Reported by: fredck Owned by: martinkou
Priority: Normal Milestone: FCKeditor 2.6
Component: General Version: SVN (FCKeditor) - Retired
Keywords: Review+ Cc:

Description

Steps to Reproduce

  1. Load the following HTML:
<p>Line 1<br />
Line 2<br />
Line 3</p>
  1. Change the paragraph Format to "Formatted".

Note that each line has been separated by a double line break. It doesn't happen if we have the following <p> instead:

<p>Line 1<br />Line 2<br />Line 3</p>

Things get even worst if the initial <p> looks like this:

<p>
    Some


    sample
</p>

It is evident that the whitespace of the original <p> is being preserved on the transformation, but the expected result for the above case is:

<pre>Some sample</pre>

This is not a problem with IE, as it automatically eats whitespaces when parsing.

Attachments

1355.patch (2.4 KB) - added by martinkou 6 years ago.
Proposed patch for fixing #1355.
1355_2.patch (9.3 KB) - added by martinkou 6 years ago.
1355_3.patch (9.3 KB) - added by martinkou 6 years ago.
Fixes a minor bug in 1533_2.patch discovered when writing test cases.
1355_4.patch (9.4 KB) - added by martinkou 6 years ago.
Simplified the 1355_3.patch.
1355_5.patch (8.8 KB) - added by martinkou 6 years ago.
Furthur simplified 1355_4.patch from Fred's suggestions.
1355_6.patch (10.9 KB) - added by martinkou 6 years ago.

Change History

comment:1 Changed 6 years ago by martinkou

  • Owner set to martinkou
  • Status changed from new to assigned

Changed 6 years ago by martinkou

Proposed patch for fixing #1355.

comment:2 Changed 6 years ago by martinkou

  • Keywords Review? added

comment:3 Changed 6 years ago by fredck

  • Keywords Review- added; Review? removed

It seems a much simpler solution could be achieved by using a couple of regexes and innerHTML.

We must also check if the other way (<pre> => <p>) is properly handled.

comment:4 follow-up: ↓ 7 Changed 6 years ago by martinkou

The regex method sounds simple in theory, unfortunately it seems to trigger a nasty Firefox bug which causes JavaScript error in the range.SelectBookmark() function.

After we modified the <pre> node by assigning innerHTML instead of by DOM tree operations, the bookmark nodes inside the <pre> block can still be retrieved by document.getElementId() in range.SelectBookmark(), which is correct. However, the bookmark nodes retrieved this way would then have a null parentNode property, which does not make sense. That caused the SelectBookmark() function to throw JavaScript errors.

This is very unfortunate, I'm trying to see if a workaround can be created.

comment:5 follow-up: ↓ 6 Changed 6 years ago by martinkou

The regex method does not work <pre> -> regular block because converting simple spaces to &nbsp; with a regex would destroy the contents inside tags. Also for cases like

<pre>
hello world!
</pre>

Converting the space between "hello" and "world" to &nbsp; is not necessary.
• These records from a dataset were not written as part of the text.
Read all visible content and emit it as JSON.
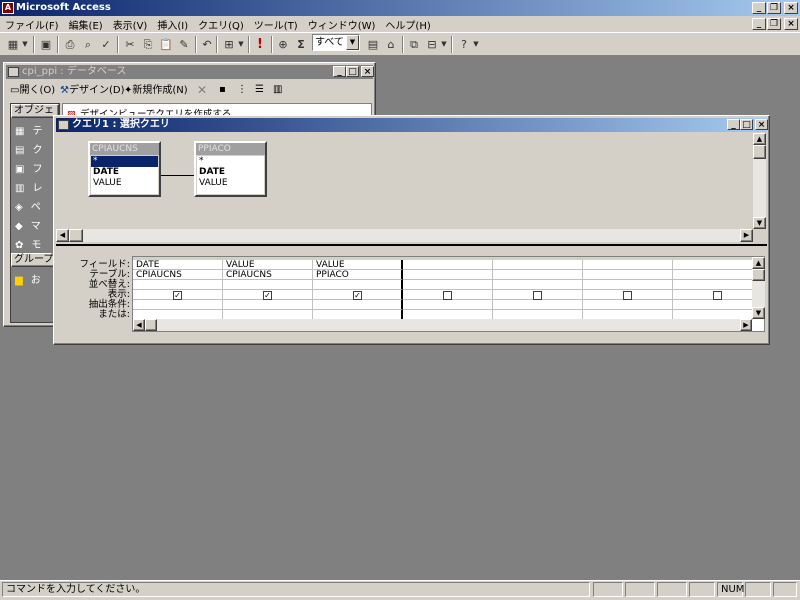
{
  "app": {
    "title": "Microsoft Access"
  },
  "menu": [
    "ファイル(F)",
    "編集(E)",
    "表示(V)",
    "挿入(I)",
    "クエリ(Q)",
    "ツール(T)",
    "ウィンドウ(W)",
    "ヘルプ(H)"
  ],
  "toolbar": {
    "topvalues": "すべて",
    "sigma": "Σ",
    "run": "!"
  },
  "dbwindow": {
    "title": "cpi_ppi : データベース",
    "open": "開く(O)",
    "design": "デザイン(D)",
    "new": "新規作成(N)",
    "objects_header": "オブジェ",
    "groups_header": "グループ",
    "items": [
      "テ",
      "ク",
      "フ",
      "レ",
      "ペ",
      "マ",
      "モ"
    ],
    "group_item": "お",
    "list_item": "デザインビューでクエリを作成する"
  },
  "query": {
    "title": "クエリ1 : 選択クエリ",
    "tables": [
      {
        "name": "CPIAUCNS",
        "fields": [
          "*",
          "DATE",
          "VALUE"
        ]
      },
      {
        "name": "PPIACO",
        "fields": [
          "*",
          "DATE",
          "VALUE"
        ]
      }
    ],
    "row_labels": [
      "フィールド:",
      "テーブル:",
      "並べ替え:",
      "表示:",
      "抽出条件:",
      "または:"
    ],
    "columns": [
      {
        "field": "DATE",
        "table": "CPIAUCNS",
        "show": true
      },
      {
        "field": "VALUE",
        "table": "CPIAUCNS",
        "show": true
      },
      {
        "field": "VALUE",
        "table": "PPIACO",
        "show": true
      },
      {
        "field": "",
        "table": "",
        "show": false
      },
      {
        "field": "",
        "table": "",
        "show": false
      },
      {
        "field": "",
        "table": "",
        "show": false
      },
      {
        "field": "",
        "table": "",
        "show": false
      }
    ]
  },
  "status": {
    "message": "コマンドを入力してください。",
    "num": "NUM"
  }
}
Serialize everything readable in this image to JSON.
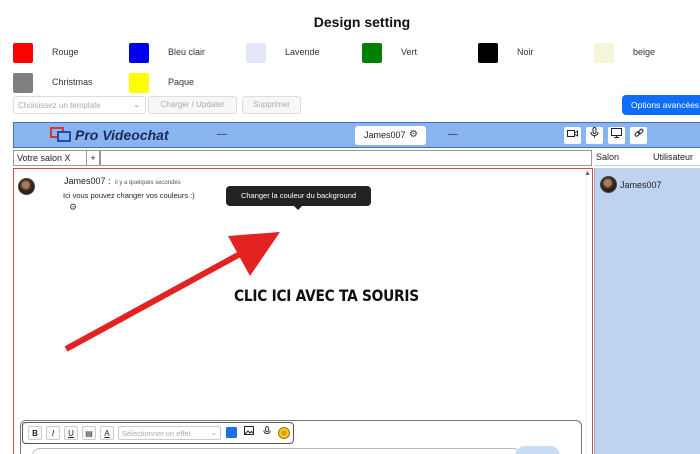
{
  "page": {
    "title": "Design setting"
  },
  "colors": [
    {
      "label": "Rouge",
      "hex": "#ff0000"
    },
    {
      "label": "Bleu clair",
      "hex": "#0000ee"
    },
    {
      "label": "Lavende",
      "hex": "#e6e6fa"
    },
    {
      "label": "Vert",
      "hex": "#008000"
    },
    {
      "label": "Noir",
      "hex": "#000000"
    },
    {
      "label": "beige",
      "hex": "#f5f5dc"
    },
    {
      "label": "Christmas",
      "hex": "#808080"
    },
    {
      "label": "Paque",
      "hex": "#ffff00"
    }
  ],
  "template": {
    "placeholder": "Choisissez un template",
    "load_label": "Charger / Updater",
    "delete_label": "Supprimer",
    "advanced_label": "Options avancées"
  },
  "topbar": {
    "brand": "Pro Videochat",
    "dash_left": "—",
    "dash_right": "—",
    "current_user": "James007",
    "bg_color": "#8ab4f0"
  },
  "rooms": {
    "active_tab": "Votre salon X",
    "add_label": "+"
  },
  "sidebar": {
    "col_room": "Salon",
    "col_user": "Utilisateur",
    "users": [
      "James007"
    ]
  },
  "chat": {
    "messages": [
      {
        "author": "James007 :",
        "time": "il y a quelques secondes",
        "text": "Ici vous pouvez changer vos couleurs :)"
      }
    ]
  },
  "tooltip": "Changer la couleur du background",
  "annotation": "CLIC ICI AVEC TA SOURIS",
  "editor": {
    "bold": "B",
    "italic": "I",
    "underline": "U",
    "effect_placeholder": "Sélectionner un effet",
    "accent_color": "#1e6fe8"
  }
}
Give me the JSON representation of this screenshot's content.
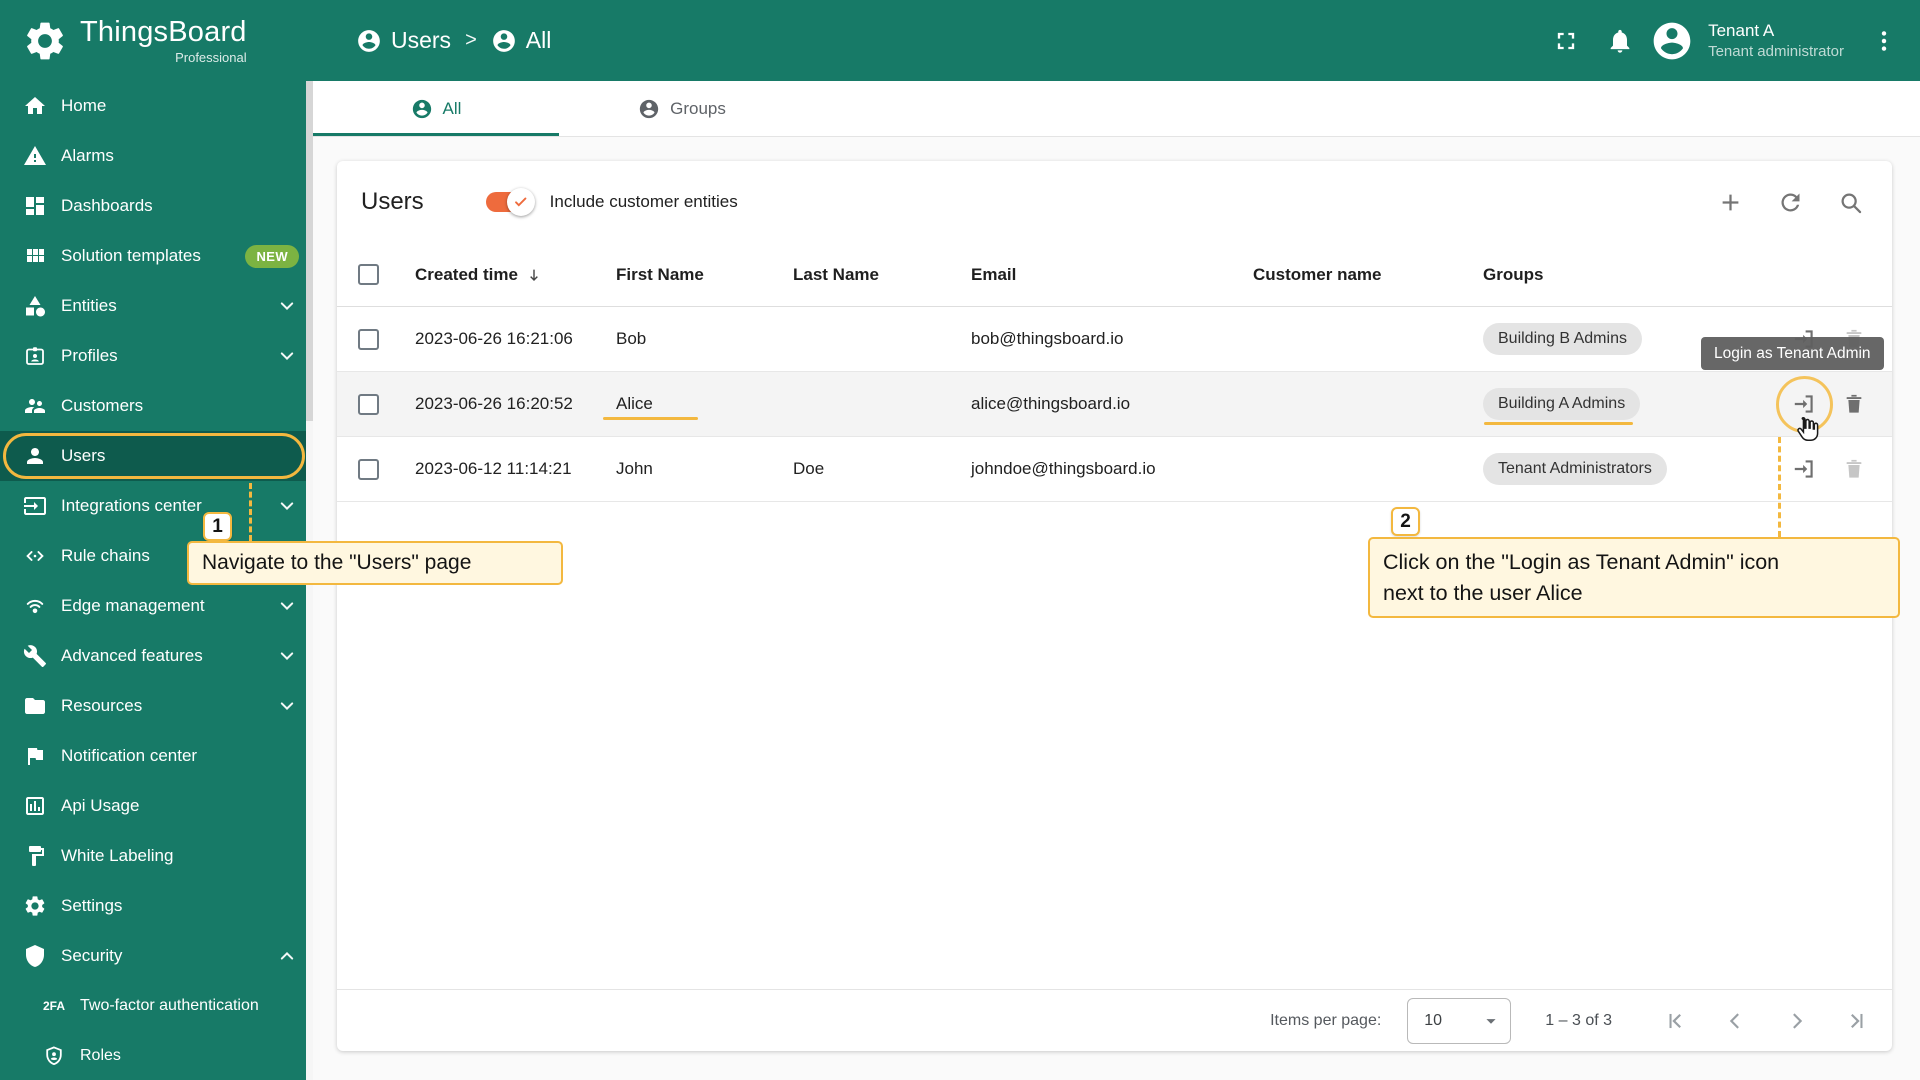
{
  "app": {
    "name": "ThingsBoard",
    "edition": "Professional"
  },
  "header": {
    "breadcrumb": [
      {
        "label": "Users",
        "icon": "person"
      },
      {
        "label": "All",
        "icon": "person"
      }
    ],
    "separator": ">",
    "tenant": {
      "name": "Tenant A",
      "role": "Tenant administrator"
    }
  },
  "tabs": [
    {
      "label": "All",
      "icon": "person",
      "active": true
    },
    {
      "label": "Groups",
      "icon": "person",
      "active": false
    }
  ],
  "sidebar": {
    "items": [
      {
        "label": "Home",
        "icon": "home"
      },
      {
        "label": "Alarms",
        "icon": "alarm"
      },
      {
        "label": "Dashboards",
        "icon": "dashboards"
      },
      {
        "label": "Solution templates",
        "icon": "templates",
        "badge": "NEW"
      },
      {
        "label": "Entities",
        "icon": "entities",
        "chevron": "down"
      },
      {
        "label": "Profiles",
        "icon": "profiles",
        "chevron": "down"
      },
      {
        "label": "Customers",
        "icon": "customers"
      },
      {
        "label": "Users",
        "icon": "users",
        "active": true
      },
      {
        "label": "Integrations center",
        "icon": "integrations",
        "chevron": "down"
      },
      {
        "label": "Rule chains",
        "icon": "rule-chains"
      },
      {
        "label": "Edge management",
        "icon": "edge",
        "chevron": "down"
      },
      {
        "label": "Advanced features",
        "icon": "advanced",
        "chevron": "down"
      },
      {
        "label": "Resources",
        "icon": "resources",
        "chevron": "down"
      },
      {
        "label": "Notification center",
        "icon": "notification"
      },
      {
        "label": "Api Usage",
        "icon": "api"
      },
      {
        "label": "White Labeling",
        "icon": "white-label"
      },
      {
        "label": "Settings",
        "icon": "settings"
      },
      {
        "label": "Security",
        "icon": "security",
        "chevron": "up"
      },
      {
        "label": "Two-factor authentication",
        "icon": "2fa",
        "sub": true
      },
      {
        "label": "Roles",
        "icon": "roles",
        "sub": true
      }
    ]
  },
  "table": {
    "title": "Users",
    "toggle_label": "Include customer entities",
    "toggle_on": true,
    "columns": [
      "Created time",
      "First Name",
      "Last Name",
      "Email",
      "Customer name",
      "Groups"
    ],
    "rows": [
      {
        "created": "2023-06-26 16:21:06",
        "first": "Bob",
        "last": "",
        "email": "bob@thingsboard.io",
        "customer": "",
        "group": "Building B Admins"
      },
      {
        "created": "2023-06-26 16:20:52",
        "first": "Alice",
        "last": "",
        "email": "alice@thingsboard.io",
        "customer": "",
        "group": "Building A Admins",
        "hover": true
      },
      {
        "created": "2023-06-12 11:14:21",
        "first": "John",
        "last": "Doe",
        "email": "johndoe@thingsboard.io",
        "customer": "",
        "group": "Tenant Administrators"
      }
    ]
  },
  "tooltip": {
    "text": "Login as Tenant Admin"
  },
  "annotations": {
    "step1": {
      "number": "1",
      "lines": [
        "Navigate to the \"Users\" page"
      ]
    },
    "step2": {
      "number": "2",
      "lines": [
        "Click on the \"Login as Tenant Admin\" icon",
        "next to the user Alice"
      ]
    }
  },
  "pagination": {
    "items_per_page_label": "Items per page:",
    "items_per_page": "10",
    "range": "1 – 3 of 3"
  },
  "colors": {
    "primary": "#177A67",
    "primary_dark": "#0E5B4D",
    "accent": "#F3B83F",
    "toggle": "#EE6B3D",
    "badge_new": "#7CB342",
    "tooltip_bg": "#5F5F5F"
  }
}
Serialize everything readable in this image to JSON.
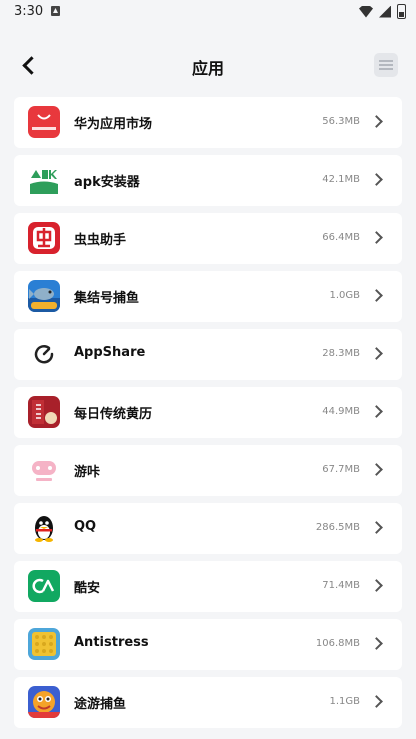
{
  "status_bar": {
    "time": "3:30"
  },
  "header": {
    "title": "应用"
  },
  "apps": [
    {
      "name": "华为应用市场",
      "size": "56.3MB",
      "icon": "huawei-appgallery-icon"
    },
    {
      "name": "apk安装器",
      "size": "42.1MB",
      "icon": "apk-installer-icon"
    },
    {
      "name": "虫虫助手",
      "size": "66.4MB",
      "icon": "chongchong-icon"
    },
    {
      "name": "集结号捕鱼",
      "size": "1.0GB",
      "icon": "fishing-game-icon"
    },
    {
      "name": "AppShare",
      "size": "28.3MB",
      "icon": "appshare-icon"
    },
    {
      "name": "每日传统黄历",
      "size": "44.9MB",
      "icon": "almanac-icon"
    },
    {
      "name": "游咔",
      "size": "67.7MB",
      "icon": "youka-icon"
    },
    {
      "name": "QQ",
      "size": "286.5MB",
      "icon": "qq-penguin-icon"
    },
    {
      "name": "酷安",
      "size": "71.4MB",
      "icon": "coolapk-icon"
    },
    {
      "name": "Antistress",
      "size": "106.8MB",
      "icon": "antistress-icon"
    },
    {
      "name": "途游捕鱼",
      "size": "1.1GB",
      "icon": "tuyou-fishing-icon"
    }
  ]
}
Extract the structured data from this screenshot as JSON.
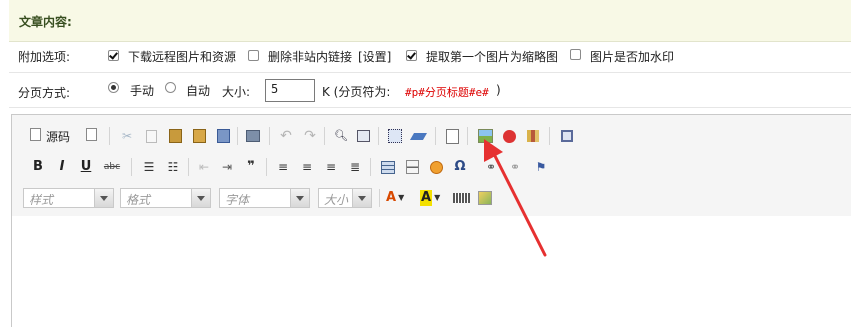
{
  "section": {
    "title": "文章内容:"
  },
  "options_row": {
    "label": "附加选项:",
    "options": [
      {
        "label": "下载远程图片和资源",
        "checked": true
      },
      {
        "label": "删除非站内链接",
        "checked": false,
        "link_text": "[设置]"
      },
      {
        "label": "提取第一个图片为缩略图",
        "checked": true
      },
      {
        "label": "图片是否加水印",
        "checked": false
      }
    ]
  },
  "pagination_row": {
    "label": "分页方式:",
    "modes": [
      {
        "label": "手动",
        "selected": true
      },
      {
        "label": "自动",
        "selected": false
      }
    ],
    "size_label": "大小:",
    "size_value": "5",
    "unit_text": "K (分页符为:",
    "example": "#p#分页标题#e#",
    "close_paren": ")"
  },
  "editor": {
    "source_label": "源码",
    "combos": [
      {
        "name": "style-combo",
        "placeholder": "样式"
      },
      {
        "name": "format-combo",
        "placeholder": "格式"
      },
      {
        "name": "font-combo",
        "placeholder": "字体"
      },
      {
        "name": "size-combo",
        "placeholder": "大小"
      }
    ],
    "icons_row1": [
      "source-icon",
      "preview-icon",
      "cut-icon",
      "copy-icon",
      "paste-icon",
      "paste-text-icon",
      "paste-word-icon",
      "print-icon",
      "undo-icon",
      "redo-icon",
      "find-icon",
      "replace-icon",
      "select-all-icon",
      "remove-format-icon",
      "page-break-icon",
      "image-icon",
      "flash-icon",
      "multimedia-icon",
      "maximize-icon"
    ],
    "icons_row2": [
      "bold-icon",
      "italic-icon",
      "underline-icon",
      "strikethrough-icon",
      "numbered-list-icon",
      "bulleted-list-icon",
      "outdent-icon",
      "indent-icon",
      "blockquote-icon",
      "align-left-icon",
      "align-center-icon",
      "align-right-icon",
      "justify-icon",
      "table-icon",
      "horizontal-rule-icon",
      "smiley-icon",
      "special-char-icon",
      "link-icon",
      "unlink-icon",
      "anchor-icon"
    ],
    "icons_row3": [
      "text-color-icon",
      "background-color-icon",
      "code-icon",
      "image-upload-icon"
    ],
    "glyphs": {
      "bold": "B",
      "italic": "I",
      "underline": "U",
      "strike": "abc",
      "omega": "Ω",
      "blockquote": "❞",
      "text_color": "A",
      "bg_color": "A"
    }
  },
  "colors": {
    "header_bg": "#f8f9e6",
    "header_text": "#384f20",
    "example_red": "#dd0000",
    "arrow_red": "#e63030"
  }
}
comment:6 in reply to: ↑ 5 Changed 6 years ago by fredck

Replying to martinkou:

The regex method does not work <pre> -> regular block because converting simple spaces to &nbsp; with a regex would destroy the contents inside tags. Also for cases like

<pre>
hello world!
</pre>

Converting the space between "hello" and "world" to &nbsp; is not necessary.

Martin, I still think using innerHTML and Regex is the easier solution. It would also avoid problems with successive space text nodes.

One idea would be using the <string>.split, to split the text using a regex that finds tags, like /(<[^\s].*?>)/, capturing the regex matches, so they are included in the split array. Then, processing each entry in the array, replacing spaces in those that don't look like tags (don't start with <[^\s], basically), and re-joining the array.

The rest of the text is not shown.